Os sinais foram dados pelo chefe de gabinete de Juncker, um alemão próximo da chanceler, que fez saber o seu apoio a uma candidata forte, europeia de Leste e, ainda por cima, mulher. Juncker também já fez saber o apoio à sua vice-presidente com palavras calorosas, mais uma vez assentes no argumento politicamente correcto de ser mulher. Gostaria de um compromisso europeu para apoiá-la. As notícias de bastidores apresentam a sua candidatura como patrocinada pela chanceler alemã. As movimentações no PPE (onde estão representados o PSD e o CDS) também vão no sentido de apoiar Kristalina (alguns portugueses argumentam que só o fazem porque a candidatura de Guterres não tem qualquer hipótese).

A Rússia reage à alegada intervenção de Merkel, lembrando que cabe aos países apresentar livremente os seus candidatos e a Bulgária já apresentou o seu. Aparentemente, em Bruxelas, ninguém considera a candidatura de outro europeu, que recolheu até agora o apoio da grande maioria dos membros do Conselho de Segurança nas três votações já realizadas num processo aberto de audições públicas em que a qualidade se torna indisfarçável. Kristalina não foi sujeita a este processo, mesmo que nada a impeça de se apresentar a meio do percurso. O tema estará presente nos corredores de Bratislava. O jogo de sombras nos bastidores é tudo menos transparente.
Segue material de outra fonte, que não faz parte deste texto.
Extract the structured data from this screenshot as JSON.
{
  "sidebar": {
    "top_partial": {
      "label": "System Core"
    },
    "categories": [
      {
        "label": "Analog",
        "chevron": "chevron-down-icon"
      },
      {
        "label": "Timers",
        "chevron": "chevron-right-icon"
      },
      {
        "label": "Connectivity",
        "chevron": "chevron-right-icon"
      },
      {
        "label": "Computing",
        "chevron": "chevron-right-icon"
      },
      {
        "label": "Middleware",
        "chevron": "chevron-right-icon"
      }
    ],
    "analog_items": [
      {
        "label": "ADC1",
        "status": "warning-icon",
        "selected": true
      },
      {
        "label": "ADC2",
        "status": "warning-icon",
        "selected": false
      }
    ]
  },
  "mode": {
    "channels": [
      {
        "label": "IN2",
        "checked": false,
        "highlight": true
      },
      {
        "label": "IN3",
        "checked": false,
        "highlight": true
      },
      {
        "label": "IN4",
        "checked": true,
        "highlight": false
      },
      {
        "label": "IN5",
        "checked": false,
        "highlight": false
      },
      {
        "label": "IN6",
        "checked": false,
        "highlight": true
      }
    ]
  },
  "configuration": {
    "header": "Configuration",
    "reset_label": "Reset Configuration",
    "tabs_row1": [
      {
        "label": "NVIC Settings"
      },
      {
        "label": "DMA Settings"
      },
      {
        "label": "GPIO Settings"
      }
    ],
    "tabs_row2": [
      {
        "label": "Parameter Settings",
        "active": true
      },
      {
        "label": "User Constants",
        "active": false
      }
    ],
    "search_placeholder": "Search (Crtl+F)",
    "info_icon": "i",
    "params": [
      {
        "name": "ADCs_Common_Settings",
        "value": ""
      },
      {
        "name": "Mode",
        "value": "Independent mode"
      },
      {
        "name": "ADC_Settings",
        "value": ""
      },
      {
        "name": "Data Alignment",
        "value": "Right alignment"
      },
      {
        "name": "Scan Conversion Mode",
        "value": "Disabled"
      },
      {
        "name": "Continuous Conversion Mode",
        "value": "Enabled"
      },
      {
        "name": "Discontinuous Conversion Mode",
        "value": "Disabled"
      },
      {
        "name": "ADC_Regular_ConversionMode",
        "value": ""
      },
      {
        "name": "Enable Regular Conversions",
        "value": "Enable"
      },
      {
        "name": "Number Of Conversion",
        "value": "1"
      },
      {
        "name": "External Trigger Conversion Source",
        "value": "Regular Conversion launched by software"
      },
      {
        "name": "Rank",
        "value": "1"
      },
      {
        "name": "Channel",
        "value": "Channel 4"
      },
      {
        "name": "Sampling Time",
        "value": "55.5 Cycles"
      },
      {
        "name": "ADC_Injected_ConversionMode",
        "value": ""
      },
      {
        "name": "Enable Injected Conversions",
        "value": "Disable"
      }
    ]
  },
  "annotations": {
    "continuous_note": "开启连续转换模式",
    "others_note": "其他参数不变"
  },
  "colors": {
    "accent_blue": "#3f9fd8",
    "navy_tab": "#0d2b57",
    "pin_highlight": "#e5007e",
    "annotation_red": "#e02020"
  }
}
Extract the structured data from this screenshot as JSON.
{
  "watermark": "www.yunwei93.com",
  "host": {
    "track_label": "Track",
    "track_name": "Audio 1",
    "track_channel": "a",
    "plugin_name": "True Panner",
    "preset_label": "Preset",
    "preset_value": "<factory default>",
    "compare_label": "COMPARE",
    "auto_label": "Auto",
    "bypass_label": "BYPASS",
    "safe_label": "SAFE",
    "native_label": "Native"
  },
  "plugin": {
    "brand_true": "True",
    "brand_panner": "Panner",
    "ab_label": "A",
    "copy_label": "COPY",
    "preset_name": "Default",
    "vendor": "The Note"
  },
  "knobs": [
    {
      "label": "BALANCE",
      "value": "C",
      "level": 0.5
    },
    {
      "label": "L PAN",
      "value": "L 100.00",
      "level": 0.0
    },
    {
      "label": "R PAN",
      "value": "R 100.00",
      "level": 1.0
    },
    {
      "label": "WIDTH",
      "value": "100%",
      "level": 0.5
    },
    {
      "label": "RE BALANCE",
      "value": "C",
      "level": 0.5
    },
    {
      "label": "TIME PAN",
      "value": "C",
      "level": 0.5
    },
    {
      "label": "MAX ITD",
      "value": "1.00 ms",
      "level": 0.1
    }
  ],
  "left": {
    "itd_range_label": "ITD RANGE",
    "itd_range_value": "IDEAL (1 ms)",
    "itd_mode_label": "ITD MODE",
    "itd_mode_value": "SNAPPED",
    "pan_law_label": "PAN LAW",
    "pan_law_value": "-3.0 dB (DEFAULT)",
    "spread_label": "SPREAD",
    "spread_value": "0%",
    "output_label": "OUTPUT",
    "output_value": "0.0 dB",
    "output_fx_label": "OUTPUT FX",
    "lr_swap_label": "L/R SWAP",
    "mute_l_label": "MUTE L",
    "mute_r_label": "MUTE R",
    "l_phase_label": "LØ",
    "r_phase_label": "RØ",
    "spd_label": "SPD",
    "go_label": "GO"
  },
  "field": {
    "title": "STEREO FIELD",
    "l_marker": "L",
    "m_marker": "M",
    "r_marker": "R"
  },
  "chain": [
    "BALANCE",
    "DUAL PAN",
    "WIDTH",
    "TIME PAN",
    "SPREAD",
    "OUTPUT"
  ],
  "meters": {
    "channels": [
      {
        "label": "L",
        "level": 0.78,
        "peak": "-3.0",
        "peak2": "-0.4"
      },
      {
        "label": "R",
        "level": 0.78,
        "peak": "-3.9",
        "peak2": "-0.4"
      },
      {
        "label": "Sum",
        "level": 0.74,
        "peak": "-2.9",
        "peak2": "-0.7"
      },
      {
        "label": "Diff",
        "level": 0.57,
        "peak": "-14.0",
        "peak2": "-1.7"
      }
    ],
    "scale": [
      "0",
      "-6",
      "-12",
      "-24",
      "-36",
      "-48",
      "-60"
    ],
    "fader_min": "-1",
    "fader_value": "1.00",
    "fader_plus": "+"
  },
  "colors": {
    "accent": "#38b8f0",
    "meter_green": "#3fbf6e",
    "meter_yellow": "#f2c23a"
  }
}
Mas a pergunta fundamental é: está ou não está a chanceler a patrocinar nos bastidores a candidatura de Giorgieva? Se está, que razões a levaram a dizer ao Governo português que nunca se “oporia” à candidatura de Guterres, que tinha sido dos raros responsáveis a apoiar publicamente as suas decisões sobre os refugiados. A chanceler invocou também em benefício do candidato português o facto de ter um profundo conhecimento do que se passa hoje em África, numa altura em que é preciso investir fortemente nos países que estão na origem das correntes migratórias para a Europa. Sabemos que “opor-se” não é o mesmo que “apoiar”. Mas patrocinar outra candidatura já se aproxima mais da ideia de “opor-se” mesmo que Berlim tenha negado as intenções que lhe foram atribuídas por Moscovo. Bruxelas não pode ignorar que há na liça um forte candidato europeu, com a vantagem de ter apoios no mundo inteiro, graças ao seu desempenho à frente do comissariado da ONU para os refugiados durante 10 anos.

Erigir o género em condição essencial só pode ter uma explicação: não atribuir grande importância a um cargo que deve ser hoje cada vez mais importante, graças à crescente desordem mundial.